Retinal Detachment

What is a retinal detachment?

This is a condition in which the inner layer (rod and cone cells) of the retina is partially or completely separated from the outer (pigment epithelial) layer, resulting in a loss of vision in the area that is detached.

Early diagnosis and treatment can prevent or minimize visual loss. This condition is an eye emergency.


There are three types of retinal detachments.
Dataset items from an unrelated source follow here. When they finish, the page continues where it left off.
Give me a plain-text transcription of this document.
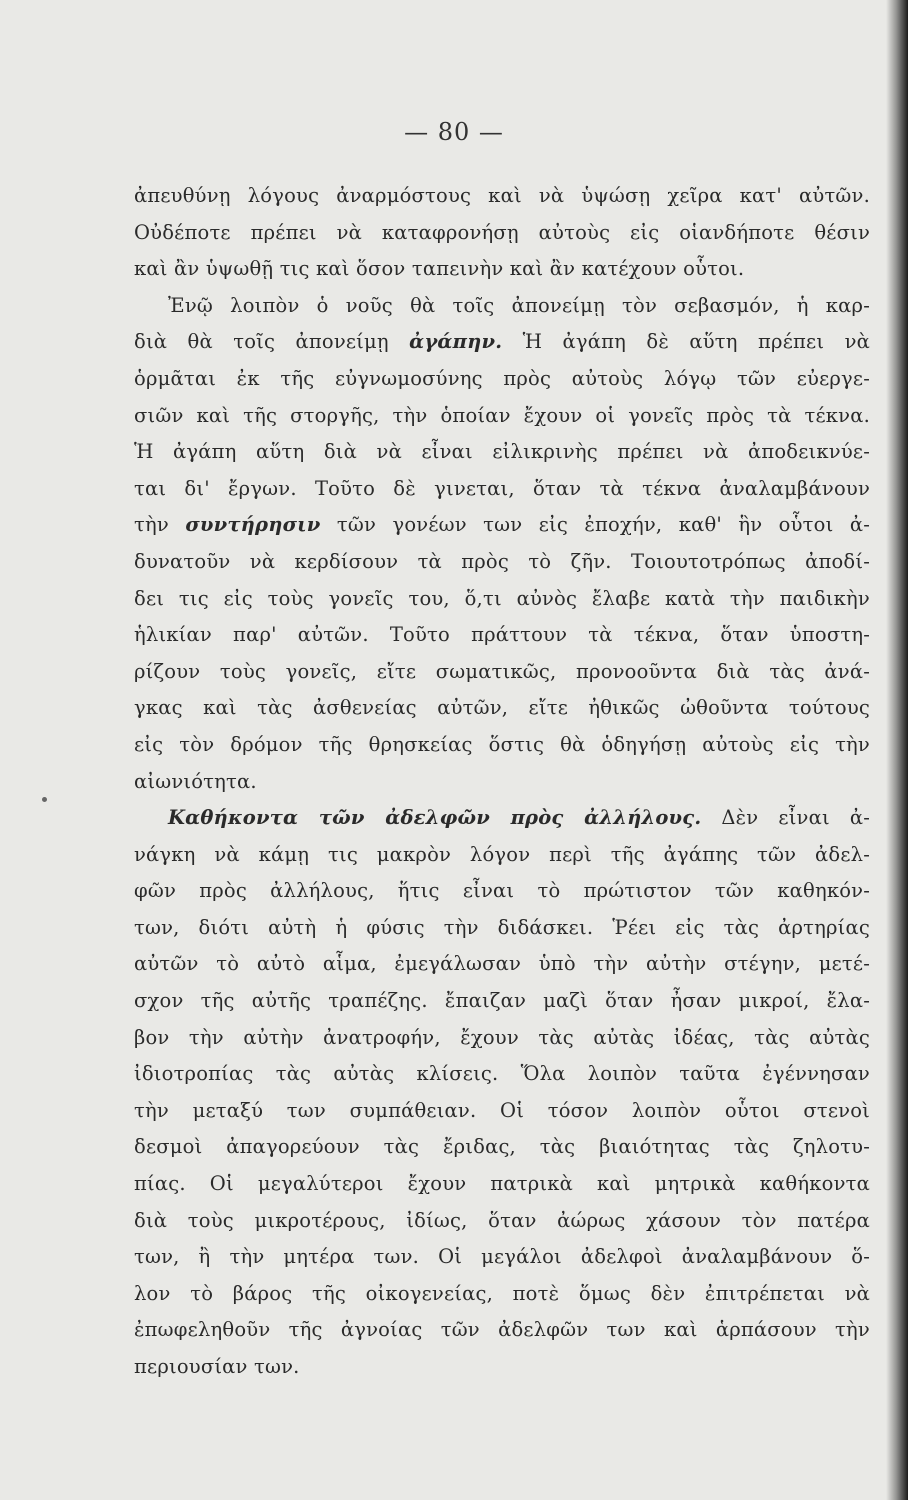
— 80 —
ἀπευθύνῃ λόγους ἀναρμόστους καὶ νὰ ὑψώσῃ χεῖρα κατ' αὐτῶν.
Οὐδέποτε πρέπει νὰ καταφρονήσῃ αὐτοὺς εἰς οἱανδήποτε θέσιν
καὶ ἂν ὑψωθῇ τις καὶ ὅσον ταπεινὴν καὶ ἂν κατέχουν οὗτοι.
Ἐνῷ λοιπὸν ὁ νοῦς θὰ τοῖς ἀπονείμῃ τὸν σεβασμόν, ἡ καρ-
διὰ θὰ τοῖς ἀπονείμῃ ἀγάπην. Ἡ ἀγάπη δὲ αὕτη πρέπει νὰ
ὁρμᾶται ἐκ τῆς εὐγνωμοσύνης πρὸς αὐτοὺς λόγῳ τῶν εὐεργε-
σιῶν καὶ τῆς στοργῆς, τὴν ὁποίαν ἔχουν οἱ γονεῖς πρὸς τὰ τέκνα.
Ἡ ἀγάπη αὕτη διὰ νὰ εἶναι εἰλικρινὴς πρέπει νὰ ἀποδεικνύε-
ται δι' ἔργων. Τοῦτο δὲ γινεται, ὅταν τὰ τέκνα ἀναλαμβάνουν
τὴν συντήρησιν τῶν γονέων των εἰς ἐποχήν, καθ' ἣν οὗτοι ἀ-
δυνατοῦν νὰ κερδίσουν τὰ πρὸς τὸ ζῆν. Τοιουτοτρόπως ἀποδί-
δει τις εἰς τοὺς γονεῖς του, ὅ,τι αὐνὸς ἔλαβε κατὰ τὴν παιδικὴν
ἡλικίαν παρ' αὐτῶν. Τοῦτο πράττουν τὰ τέκνα, ὅταν ὑποστη-
ρίζουν τοὺς γονεῖς, εἴτε σωματικῶς, προνοοῦντα διὰ τὰς ἀνά-
γκας καὶ τὰς ἀσθενείας αὐτῶν, εἴτε ἠθικῶς ὠθοῦντα τούτους
εἰς τὸν δρόμον τῆς θρησκείας ὅστις θὰ ὁδηγήσῃ αὐτοὺς εἰς τὴν
αἰωνιότητα.
Καθήκοντα τῶν ἀδελφῶν πρὸς ἀλλήλους. Δὲν εἶναι ἀ-
νάγκη νὰ κάμῃ τις μακρὸν λόγον περὶ τῆς ἀγάπης τῶν ἀδελ-
φῶν πρὸς ἀλλήλους, ἥτις εἶναι τὸ πρώτιστον τῶν καθηκόν-
των, διότι αὐτὴ ἡ φύσις τὴν διδάσκει. Ῥέει εἰς τὰς ἀρτηρίας
αὐτῶν τὸ αὐτὸ αἷμα, ἐμεγάλωσαν ὑπὸ τὴν αὐτὴν στέγην, μετέ-
σχον τῆς αὐτῆς τραπέζης. ἔπαιζαν μαζὶ ὅταν ἦσαν μικροί, ἔλα-
βον τὴν αὐτὴν ἀνατροφήν, ἔχουν τὰς αὐτὰς ἰδέας, τὰς αὐτὰς
ἰδιοτροπίας τὰς αὐτὰς κλίσεις. Ὅλα λοιπὸν ταῦτα ἐγέννησαν
τὴν μεταξύ των συμπάθειαν. Οἱ τόσον λοιπὸν οὗτοι στενοὶ
δεσμοὶ ἀπαγορεύουν τὰς ἔριδας, τὰς βιαιότητας τὰς ζηλοτυ-
πίας. Οἱ μεγαλύτεροι ἔχουν πατρικὰ καὶ μητρικὰ καθήκοντα
διὰ τοὺς μικροτέρους, ἰδίως, ὅταν ἀώρως χάσουν τὸν πατέρα
των, ἢ τὴν μητέρα των. Οἱ μεγάλοι ἀδελφοὶ ἀναλαμβάνουν ὅ-
λον τὸ βάρος τῆς οἰκογενείας, ποτὲ ὅμως δὲν ἐπιτρέπεται νὰ
ἐπωφεληθοῦν τῆς ἀγνοίας τῶν ἀδελφῶν των καὶ ἁρπάσουν τὴν
περιουσίαν των.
  1. Rhegmatogenour retinal Detachment: This is the most common form of detachment where a retinal tear or hole has developed, allowing fluid to leak under the retina.
  2. Tractional Retinal Detachment: developed due to scar tissue pulling on the retina. This is a non common detachment
  3. Exudative Retinal Detachment: Rare. Amounts of fluid develop under the retina from leaking abnormal blood vessels, a tumor or inflamed tissue


  • Floaters and Flashes
  • Vision reduction or loss
  • Developing shadows
  • 'grey curtain'
  • Dark spots


The most common type of treatment for a retinal detachment is either scleral buckling or a vitrectomy.

  1. Scleral Buckle Surgery –small sutures are used to sew a silicone buckle to the outside of the eye at the point of the detachment.
  2. Vitrectomy – removes vitreous that is pulling on the retina and sometimes to clear blood that is interfering with the view of the retinal detachment. An air gas bubble is injected into the eye to push the retina back in place against the choroid.